Traceroute hops to Seattle for users in South Korea and fly region Narita

echoi · December 26, 2024, 8:59am

Hi,

I noticed that a simple POST request to my server in NRT (I’m in south korea) is experiencing significantly more delay than my expectation so I tried traceroute.

traceroute to my-app.fly.dev, 64 hops max, 52 byte packets
[first 7 hops redacted - local network]

 8  112.174.80.174  163.839 ms  162.803 ms  163.766 ms
 9  te-0-11-0-3-6-pe01.seattle.wa.ibone.comcast.net (66.208.228.45)  169.728 ms  151.755 ms  166.945 ms
10  be-2301-cs03.seattle.wa.ibone.comcast.net (96.110.39.225)  164.305 ms
    be-2201-cs02.seattle.wa.ibone.comcast.net (96.110.39.205)  145.163 ms
    be-2401-cs04.seattle.wa.ibone.comcast.net (96.110.39.229)  145.101 ms
11  be-2413-pe13.seattle.wa.ibone.comcast.net (96.110.44.94)  143.716 ms
    be-2313-pe13.seattle.wa.ibone.comcast.net (96.110.44.90)  119.933 ms
    be-2113-pe13.seattle.wa.ibone.comcast.net (96.110.44.82)  141.594 ms
12  96-87-9-102-static.hfc.comcastbusiness.net (96.87.9.102)  136.545 ms  162.770 ms  158.224 ms

I’m not an expert at this but it seems its hopping to seattle for some reason.

The domain is registered on cloudflare and used on fly single region app in nrt.

Is there something I can do on fly.io to make the hop route better?

anuragbhatia · December 31, 2024, 11:51pm

This route wasn’t making much sense routing wise. I tried to cross check and latest trace I see from Korea Telecom AS4766 is:

traceroute to 77.83.140.34 (77.83.140.34), 20 hops max, 60 byte packets
1 192.168.0.1 (192.168.0.1) 0.425 ms 0.448 ms
2 * *
3 112.188.61.105 (112.188.61.105) 2.290 ms 2.308 ms
4 112.188.53.29 (112.188.53.29) 2.231 ms 2.249 ms
5 112.174.47.49 (112.174.47.49) 9.314 ms 9.332 ms
6 112.174.86.154 (112.174.86.154) 9.571 ms 9.587 ms
7 63-222-57-229.static.as3491.net (63.222.57.229) 34.190 ms 34.187 ms
8 Hu0-0-1-0.br06.tok02.as3491.net (63.218.250.22) 33.734 ms 33.787 ms
9 * *
10 * *
11 103.84.154.10 (103.84.154.10) 38.008 ms 37.968 ms
12 77.83.140.34 (77.83.140.34) 36.826 ms *

It seems fine now.

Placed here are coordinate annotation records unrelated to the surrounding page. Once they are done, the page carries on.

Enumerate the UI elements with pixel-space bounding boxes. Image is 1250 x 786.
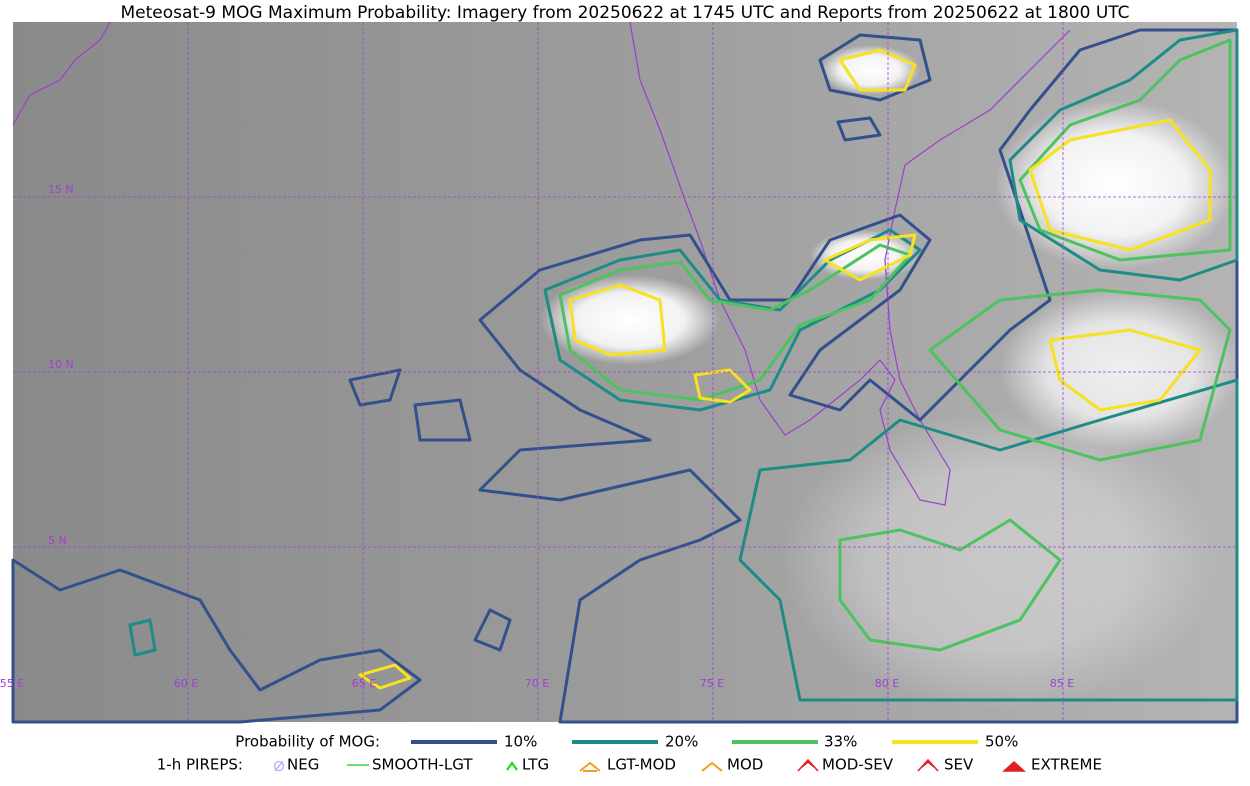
icon-sev [917,758,939,772]
cloud [540,275,720,365]
pirep-item: LGT-MOD [607,756,676,774]
contour-10 [478,28,1239,724]
icon-lgt-mod [579,761,601,772]
contour-20 [543,228,922,412]
pirep-item: MOD [727,756,763,774]
lon-label: 80 E [875,677,899,690]
contour-10 [818,33,932,102]
contour-33 [838,518,1062,652]
lon-label: 55 E [0,677,24,690]
contour-20 [1008,28,1239,282]
pirep-item: EXTREME [1031,756,1102,774]
icon-neg [273,760,285,772]
contour-33 [1018,38,1232,262]
contour-50 [1048,328,1202,412]
graticule [13,22,1237,722]
lon-label: 65 E [352,677,376,690]
pirep-item: LTG [522,756,549,774]
legend: Probability of MOG: 10% 20% 33% 50% 1-h … [157,733,1102,774]
legend-item: 20% [665,733,698,751]
icon-mod [701,761,723,772]
contour-50 [358,663,412,690]
contour-33 [928,288,1232,462]
contour-50 [693,368,752,404]
pirep-item: MOD-SEV [822,756,894,774]
icon-neg [274,760,284,772]
contour-10 [348,368,402,407]
cloud [1000,290,1240,450]
contour-50 [823,233,917,282]
contour-10 [836,116,882,142]
contour-20 [128,618,157,657]
coastline [12,21,111,126]
icon-ltg [506,761,518,771]
title: Meteosat-9 MOG Maximum Probability: Imag… [120,3,1129,23]
lon-label: 75 E [700,677,724,690]
legend-item: 33% [824,733,857,751]
map: 15 N 10 N 5 N 55 E 60 E 65 E 70 E 75 E 8… [0,21,1240,724]
cloud [780,410,1220,710]
lat-label: 15 N [48,183,74,196]
legend-label: Probability of MOG: [235,733,380,751]
icon-mod-sev [797,758,819,772]
contour-20 [738,378,1239,702]
pirep-item: NEG [287,756,319,774]
legend-item: 10% [504,733,537,751]
icon-extreme [1002,760,1026,772]
contour-10 [473,608,512,652]
legend-item: 50% [985,733,1018,751]
contour-10 [413,398,472,442]
pirep-label: 1-h PIREPS: [157,756,243,774]
pirep-item: SEV [944,756,974,774]
pirep-icons [273,758,1026,772]
lat-label: 10 N [48,358,74,371]
lon-label: 70 E [525,677,549,690]
lon-label: 85 E [1050,677,1074,690]
pirep-item: SMOOTH-LGT [372,756,473,774]
contour-50 [568,283,667,357]
lat-label: 5 N [48,534,67,547]
lon-label: 60 E [174,677,198,690]
contour-10 [11,558,422,724]
contour-50 [838,48,917,92]
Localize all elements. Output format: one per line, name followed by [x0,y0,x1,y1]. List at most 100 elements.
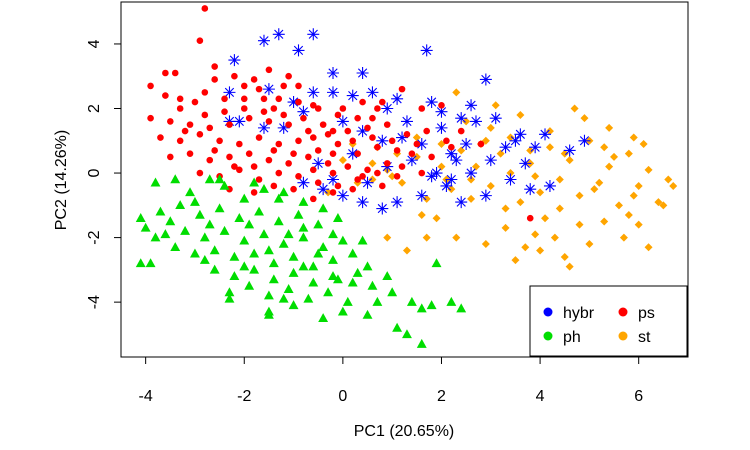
point-ph [313,219,324,229]
point-st [338,156,347,165]
point-ph [150,232,161,242]
point-ps [186,150,194,157]
point-hybr [435,121,448,134]
point-ph [337,235,348,245]
point-st [388,172,397,181]
point-ps [201,111,209,119]
point-hybr [445,173,458,186]
y-axis: -4 -2 0 2 4 [86,39,122,309]
point-hybr [356,67,369,79]
y-tick-label: -4 [86,295,103,309]
point-ph [392,322,403,332]
point-st [531,172,540,181]
point-ps [167,118,174,125]
point-ps [379,98,386,106]
point-ps [393,172,401,180]
point-ps [245,150,253,157]
point-st [600,217,609,226]
point-hybr [425,96,438,109]
y-axis-title: PC2 (14.26%) [53,130,70,231]
point-ps [374,169,381,177]
point-ph [239,261,250,271]
point-ps [403,131,411,138]
point-ps [250,163,258,170]
point-ph [416,303,427,313]
point-ps [309,195,317,203]
point-st [324,188,333,197]
point-ph [219,225,230,235]
point-ps [334,140,342,148]
point-st [634,220,643,229]
legend-label-ph: ph [563,329,581,346]
point-st [580,114,589,123]
point-st [605,123,614,132]
point-st [614,201,623,210]
point-hybr [450,154,463,167]
point-ps [324,160,332,167]
point-ph [268,274,279,284]
point-ps [255,85,263,93]
x-axis-title: PC1 (20.65%) [354,423,455,440]
point-ph [273,216,284,226]
point-ps [344,163,352,170]
point-ph [259,229,269,239]
legend-label-ps: ps [638,305,655,322]
point-st [595,178,604,187]
point-hybr [440,179,453,192]
point-st [481,240,490,249]
point-st [402,246,411,255]
point-ps [329,169,337,177]
points-layer [135,5,678,348]
point-ps [354,150,361,157]
point-hybr [514,128,527,141]
point-hybr [356,196,369,209]
point-st [570,104,579,113]
point-hybr [297,176,310,189]
point-ph [224,293,235,303]
point-ps [329,150,337,157]
point-ps [255,134,263,141]
point-ps [285,121,292,128]
point-ps [221,95,228,103]
point-ph [180,225,191,235]
point-ps [349,137,357,145]
point-st [491,101,500,110]
point-ph [352,267,363,277]
point-ph [254,206,264,216]
point-ps [339,105,347,112]
point-ph [293,209,304,219]
point-ps [255,176,263,183]
point-ph [406,296,417,306]
point-ph [194,209,205,219]
point-ph [263,245,274,255]
point-hybr [469,115,482,128]
point-st [634,181,643,190]
point-st [422,233,431,242]
legend-marker-st [618,331,628,341]
point-st [398,178,407,187]
point-ph [313,248,324,258]
point-ps [201,5,209,12]
point-ps [196,131,204,138]
x-tick-label: 0 [338,388,347,405]
point-ph [288,267,299,277]
point-ps [231,72,238,80]
point-ps [329,127,337,135]
point-ps [176,95,184,103]
point-hybr [499,141,512,154]
point-st [536,246,545,255]
point-st [624,211,633,219]
point-ps [206,124,214,132]
point-ph [204,219,215,229]
point-ph [229,251,240,261]
point-hybr [307,86,320,99]
point-hybr [376,202,389,215]
point-ps [280,111,288,119]
point-hybr [430,167,443,180]
point-ph [382,271,393,281]
point-ph [185,187,195,197]
series-st [324,88,678,271]
point-st [526,146,535,155]
point-st [659,201,668,210]
point-ps [408,150,416,157]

Can you please re-check?

May be you tested when PCCW AS3491 had a broken connectivity to either side: Korea Telecom AS4766 or NETACTUATE AS36236 (upstream in Japan for fly.io).

Let’s cross check for AS3491 since they feed route-collectors (RIPE RIS RRC01/19/23 with their full table) - This shows prefix has been stable & not much w.r.t AS3491 side. So only guess here is something inside AS4766 triggred it. Cannot be sure since it’s full routes are visible at a collector.

echoi · January 2, 2025, 2:12am

Yea it seems it was a temporary issue.

This was brought up while investigating why 0.2-0.5% of my users requests have either been timing out or have unusually long response time, despite my server side logs being fairly consistent without spikes.

I’m fairly new to this topic, is there anything I can do on my side to better point the domain on fly by any chance? Currently my app is only available in East Asia and does get affected by delays over 100-150ms.

anuragbhatia · January 2, 2025, 5:28pm

Routing angle

Internet at large can be wild. These issues can come anywhere though are more common in Asia because generally in US and EU you will find more small to mid sized networks peered with each other. And incase when not, traffic goes via their upstream (often a tier 1 network). And except one known exception at this point, all transit free networks peer with each other and hence indirect paths are not that long. In Asia however many large backbones are known not to be connected and hence impact of any failures on primary paths can cause traffic to go all the way to US.

I’m fairly new to this topic, is there anything I can do on my side to better point the domain on fly by any chance? Currently my app is only available in East Asia and does get affected by delays over 100-150ms.

Not much unfortunately. You can steer your own traffic a bit by way of using other networks/overlays to reach a destination (when you know routing is bad) but for end users hitting your app, your app has to be reachable with decent latency. Your best case would be when fly launches local region near you which will have less changes of bad routing.

echoi · January 3, 2025, 2:28am

That… makes sense… as unfortunate as it is for me.

Thank you for the insight!

system · January 10, 2025, 2:29am

This topic was automatically closed 7 days after the last reply. New replies are no longer allowed.